CoreWeave partner EcoDataCenter racks up half a billion dollars to build more sustainable buildings for AI

Micheal

CoreWeave partner EcoDataCenter racks up half a billion dollars to build more sustainable buildings for AI

EcoDataCenter, a Swedish company that builds eco-friendly data centers used by major compute providers to handle their AI traffic, has raised nearly half a billion dollars — $478 million (€450 million) to be exact — in anticipation of more demand. 

The equity funding, which is coming from a group of unnamed institutional investors, will be used to continue developing new technologies for more “green” data centers and to build those structures. 

The news comes just two days after one of EDC’s major customers, the AI compute giant CoreWeave, filed for an IPO in the United States.

EDC has now raised €910 million ($966 million) in equity to date. Areim, the holding company that owns it, declined to say what the company’s valuation is. The company did confirm that spinning out EDC is not on the cards.

“We are focused on scaling EcoDataCenter and delivering long-term value, supported by the strong backing of our investors,” said Robert Björk , an investment manager for Areim, and board member EcoDataCenter. “While we continuously evaluate strategic opportunities for the company, including potential future financing options, an IPO is not something we are actively pursuing at this stage.”

EcoDataCenter’s focus has been to build data centers — specifically, colocation spaces where customers bring in some or all of their own servers and related hardware — that are more sustainable. It’s a timely effort: research from the International Energy Agency has shown how power hungry large data centers can be.

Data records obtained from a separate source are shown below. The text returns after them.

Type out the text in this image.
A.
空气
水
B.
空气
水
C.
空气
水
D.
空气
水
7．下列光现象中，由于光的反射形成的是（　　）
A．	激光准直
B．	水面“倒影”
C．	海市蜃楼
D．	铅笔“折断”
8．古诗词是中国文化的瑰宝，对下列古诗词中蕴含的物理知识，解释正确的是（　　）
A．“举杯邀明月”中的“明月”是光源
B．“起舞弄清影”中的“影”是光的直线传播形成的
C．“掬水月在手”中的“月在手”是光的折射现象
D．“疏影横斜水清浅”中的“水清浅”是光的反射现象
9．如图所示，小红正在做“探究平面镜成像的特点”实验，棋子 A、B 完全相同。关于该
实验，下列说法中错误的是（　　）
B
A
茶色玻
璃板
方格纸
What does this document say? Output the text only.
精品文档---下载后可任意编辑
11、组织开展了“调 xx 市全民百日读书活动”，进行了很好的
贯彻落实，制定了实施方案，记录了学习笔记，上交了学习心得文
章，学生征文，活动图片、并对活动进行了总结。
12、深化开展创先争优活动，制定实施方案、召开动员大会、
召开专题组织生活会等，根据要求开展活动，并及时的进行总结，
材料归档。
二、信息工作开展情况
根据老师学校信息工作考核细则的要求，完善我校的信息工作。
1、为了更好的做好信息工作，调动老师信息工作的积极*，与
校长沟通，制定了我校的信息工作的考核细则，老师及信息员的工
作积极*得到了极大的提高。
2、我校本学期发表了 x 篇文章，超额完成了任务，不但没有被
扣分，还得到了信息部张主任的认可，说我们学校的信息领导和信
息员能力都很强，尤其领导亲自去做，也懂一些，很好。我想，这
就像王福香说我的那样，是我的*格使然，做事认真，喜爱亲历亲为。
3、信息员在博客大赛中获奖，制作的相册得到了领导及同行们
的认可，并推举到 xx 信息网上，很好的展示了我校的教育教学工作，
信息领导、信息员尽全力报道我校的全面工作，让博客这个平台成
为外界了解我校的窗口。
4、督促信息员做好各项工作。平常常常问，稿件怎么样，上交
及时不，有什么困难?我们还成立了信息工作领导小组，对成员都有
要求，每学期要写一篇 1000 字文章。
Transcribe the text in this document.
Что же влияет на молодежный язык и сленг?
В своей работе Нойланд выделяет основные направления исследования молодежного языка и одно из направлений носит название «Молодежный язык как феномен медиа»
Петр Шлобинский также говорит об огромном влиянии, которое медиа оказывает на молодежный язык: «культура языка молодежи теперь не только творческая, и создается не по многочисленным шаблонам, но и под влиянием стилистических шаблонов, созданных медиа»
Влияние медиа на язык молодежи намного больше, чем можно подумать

The IEA has found that these data centers have power demands of 100 MW or more, “with an annual electricity consumption equivalent to the electricity demand from around 350,000 to 400,000 electric cars.” The IEA also estimated that data centers collectively account for 1% of all global electricity consumption.

In that context, EDC is notable for not just helping to meet the seemingly insatiable demand for compute capacity, but for trying to do that in an eco-friendly manner — one that is now influencing others. 

“We were the first company in the world to start building in what’s called cross-laminated timber,” said Peter Michelson EDC’s CEO, in an interview. “Now, Microsoft is following.” EDC also uses renewable energy to power its buildings, and continues to work on new approaches and materials for more efficient cooling and operations.

EcoDataCenter’s other customers include DeepL and the so-called “hyperscalers.” The latter companies do build their own data centers, but they also load balance by taking space in those built by third parties, like EDC. 

While it has a number of customers that extend outside of tech such as BMW, EDC is perhaps best known as the partner of CoreWeave. It’s also the prominent hosting provider for a project in collaboration with CoreWeave and Nvidia to build the first Blackwell cluster in Europe, in the Swedish town of Falun, designed to bring more compute capacity to Europe. 

The size of EDC’s fundraise highlights how valuable data centers — especially colocation centers that offset major capex spend for its customers — have become in the current hype cycle for AI. 

That is a global surge. Most notably, the U.S. in January announced Stargate, a $500 billion project that the U.S. kicked off with support from OpenAI, SoftBank and others to build mega AI data centers. (The plan is only that at this point: announced days after Trump took office, it served to drive home an idealized picture of the new administration as not just tech-friendly, but aggressively so.)

“There’s a lot of infrastructure-type capital flooding into the data center space, given that it’s real estate infrastructure now becoming more tech oriented,” said Michelson.

That real estate anchor could provide a clue into how the current administration, and particularly President Trump — whose professional life started in real estate — were sold on their own big data center effort.